佐保川
(鴬の滝と春日山原始林)
鴬の滝 2002.12.11 春日山原始林 2002.12.11
春日奥山ドライブウエーから奥に入ったところに鴬の滝がある。落差10mほどで岩盤を滑るように流れている。
ユネスコ世界文化遺産にも指定されている春日山原始林には、市民団体の調査によると、300haに1425本の巨木が確認された。あらためて春日大社の神域として保全されてきたことがわかった。
(ホタルの棲む川と水辺の学校)
ホタルの川 2000.5.9 水辺の学校 2000.5.9
6月になると、東大寺大仏殿裏の林に「大仏蛍」が飛び交う。これは僧侶や住民による保全の賜物だ。
佐保川でもホタルの棲める川づくりが進められている。少し下流には、旧建設省の推進で建設された「水辺の楽校」がある。河川敷を教室にして、川を学ぶ学校である。
(正暦寺の酒造り)
菩提仙川 1999.11
佐保川に合流する菩提仙川の上流にある正暦寺は「日本酒の発祥の地」とされている。鎌倉時代、僧によって「僧坊酒」が造られていたのがその由縁だ。そのとき利用されていたのが菩提仙川だ。

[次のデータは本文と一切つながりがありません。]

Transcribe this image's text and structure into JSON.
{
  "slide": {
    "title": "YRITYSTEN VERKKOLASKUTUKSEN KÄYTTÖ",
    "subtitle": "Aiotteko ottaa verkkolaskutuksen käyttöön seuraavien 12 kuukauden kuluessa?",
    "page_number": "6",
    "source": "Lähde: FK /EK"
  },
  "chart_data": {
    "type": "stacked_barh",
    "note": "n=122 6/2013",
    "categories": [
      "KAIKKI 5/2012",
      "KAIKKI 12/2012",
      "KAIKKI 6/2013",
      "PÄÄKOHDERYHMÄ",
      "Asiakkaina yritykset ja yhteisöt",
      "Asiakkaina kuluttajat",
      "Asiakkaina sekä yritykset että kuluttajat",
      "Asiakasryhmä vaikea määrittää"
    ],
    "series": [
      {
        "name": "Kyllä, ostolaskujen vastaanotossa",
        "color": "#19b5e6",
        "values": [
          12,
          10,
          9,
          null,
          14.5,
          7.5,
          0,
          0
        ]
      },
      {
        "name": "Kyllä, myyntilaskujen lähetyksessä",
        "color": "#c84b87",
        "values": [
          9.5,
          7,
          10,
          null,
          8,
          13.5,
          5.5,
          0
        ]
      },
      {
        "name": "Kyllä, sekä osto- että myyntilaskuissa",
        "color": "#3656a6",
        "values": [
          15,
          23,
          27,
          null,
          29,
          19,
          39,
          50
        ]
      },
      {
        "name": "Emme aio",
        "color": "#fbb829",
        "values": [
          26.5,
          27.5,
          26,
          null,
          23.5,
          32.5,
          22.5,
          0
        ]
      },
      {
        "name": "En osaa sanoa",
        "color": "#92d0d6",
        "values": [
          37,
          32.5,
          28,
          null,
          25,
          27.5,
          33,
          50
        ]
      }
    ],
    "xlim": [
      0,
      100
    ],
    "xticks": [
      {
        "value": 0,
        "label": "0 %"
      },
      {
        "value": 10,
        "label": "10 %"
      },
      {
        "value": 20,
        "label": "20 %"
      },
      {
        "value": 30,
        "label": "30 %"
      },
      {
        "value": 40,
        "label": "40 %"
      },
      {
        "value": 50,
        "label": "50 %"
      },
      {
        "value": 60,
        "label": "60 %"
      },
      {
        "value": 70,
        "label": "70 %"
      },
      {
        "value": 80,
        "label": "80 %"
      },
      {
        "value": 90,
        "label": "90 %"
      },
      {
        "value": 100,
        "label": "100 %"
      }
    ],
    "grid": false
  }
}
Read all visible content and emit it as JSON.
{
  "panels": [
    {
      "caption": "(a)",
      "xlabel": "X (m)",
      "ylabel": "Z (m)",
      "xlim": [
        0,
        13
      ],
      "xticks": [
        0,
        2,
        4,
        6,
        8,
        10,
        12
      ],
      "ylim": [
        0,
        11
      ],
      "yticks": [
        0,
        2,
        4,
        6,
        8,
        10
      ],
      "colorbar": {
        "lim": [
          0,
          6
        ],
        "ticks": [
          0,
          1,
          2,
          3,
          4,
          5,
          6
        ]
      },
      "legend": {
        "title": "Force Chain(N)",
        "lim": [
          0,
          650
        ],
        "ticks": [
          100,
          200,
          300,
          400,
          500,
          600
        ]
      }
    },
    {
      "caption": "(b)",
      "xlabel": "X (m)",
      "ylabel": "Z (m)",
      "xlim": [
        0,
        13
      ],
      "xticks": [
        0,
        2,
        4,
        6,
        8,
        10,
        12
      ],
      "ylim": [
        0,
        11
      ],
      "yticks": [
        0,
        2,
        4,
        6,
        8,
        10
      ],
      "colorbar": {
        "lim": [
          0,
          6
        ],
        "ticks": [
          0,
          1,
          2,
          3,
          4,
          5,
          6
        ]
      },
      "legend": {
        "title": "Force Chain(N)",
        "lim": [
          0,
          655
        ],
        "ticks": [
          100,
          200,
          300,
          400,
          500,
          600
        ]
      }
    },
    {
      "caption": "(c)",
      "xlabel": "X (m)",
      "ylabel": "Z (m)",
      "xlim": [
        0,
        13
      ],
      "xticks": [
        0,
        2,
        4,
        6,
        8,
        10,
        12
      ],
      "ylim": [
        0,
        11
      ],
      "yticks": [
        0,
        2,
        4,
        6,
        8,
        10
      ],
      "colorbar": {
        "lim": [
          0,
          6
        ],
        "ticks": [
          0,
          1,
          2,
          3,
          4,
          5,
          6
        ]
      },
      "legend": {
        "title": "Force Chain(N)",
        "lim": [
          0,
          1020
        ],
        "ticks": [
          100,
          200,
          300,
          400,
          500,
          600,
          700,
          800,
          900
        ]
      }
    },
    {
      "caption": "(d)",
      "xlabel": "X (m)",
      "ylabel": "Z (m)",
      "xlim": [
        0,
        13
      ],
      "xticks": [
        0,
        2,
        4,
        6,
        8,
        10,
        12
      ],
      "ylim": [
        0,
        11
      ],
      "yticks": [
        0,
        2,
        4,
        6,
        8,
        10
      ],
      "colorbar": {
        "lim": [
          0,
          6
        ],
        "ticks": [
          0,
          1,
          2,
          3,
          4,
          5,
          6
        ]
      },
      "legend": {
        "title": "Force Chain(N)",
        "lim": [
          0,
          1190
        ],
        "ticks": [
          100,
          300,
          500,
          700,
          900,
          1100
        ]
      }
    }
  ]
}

平成10年、かつて酒造法に基づいた菩提もと造りが始まった。それと近代醸造技術を融合させた酒造りが奈良盆地の醸造メーカによって行われている。
(大和郡山の金魚)
金魚すくい大会 1998.8.23 養殖池 1998.8.23
毎年8月全国金魚すくい大会が開催されることで大和郡山市は知られている。江戸時代、この地に来た藩主によって金魚の養殖が始められた。都市化に伴う水質の悪化で減少しているものの、区切られたため池には浄化装置を備えて、多様な品種の金魚が育てられている。
(稗田の環濠集落)
環濠集落2000.5.24
佐保川沿いの大和郡山市稗田に周囲2414.5m、最大幅14mある環濠がある。戦国時代には集落の防備と農業用水や防火用水に利用されたそうだ。
奈良盆地には竹ノ内(天理市)保津(田原本町)などの環濠集落が残っているものの、多くはなくなってしまった。最近、地域の景観づくりに見直されている。稗田の環濠も、大和川総合治水対策の一貫として「特定保水池整備事業」で整備された。
集落内の稗田阿礼を祀る売太(めた)神社で毎年8月16日に阿礼祭が行われている。記憶力に優れた稗田阿礼が読誦したものを太安万侶が筆録して完成したのが『古事記』だ。そのことから「お話の神様」として稗田阿礼を称えようと昭和5年に始まった。
神事は10時半に始まった。拝殿内で装束を着飾った4人の女の子が「稗田の舞」を奉納した。さらに周辺の町から集まった3歳から小学生6年生までの菅笠に着物姿の30人ほどの女の子が、拝殿前で輪になって「阿礼さま音頭」を踊った。これは副祭神として福の神・芸能の神の始祖神として信仰される天鈿女命が祀られていることにちなんでいるのだろう。
(秋篠寺と大池)
清浄香水 2002.11.11 大池から見た薬師寺 2002.11.11
奈良時代末期に創建されたとされる秋篠寺境内に「香水閣」といわれる屋形内に閼伽井がある。味は露のごとく甘いという。その水は明治4年まで献納の儀式が行われていた。毎年6月6日の「大元帥明王像特別開扉」に合わせて一般公開されている。約1m四方の石垣の井筒で水深1mほどの閼伽井はまろやかな味だった。
秋篠川から高台に上ったところに大池がある。ここから若草山を背景に薬師寺の塔が望める。観光写真にもしばしば利用される、守りたい景観の一つだ。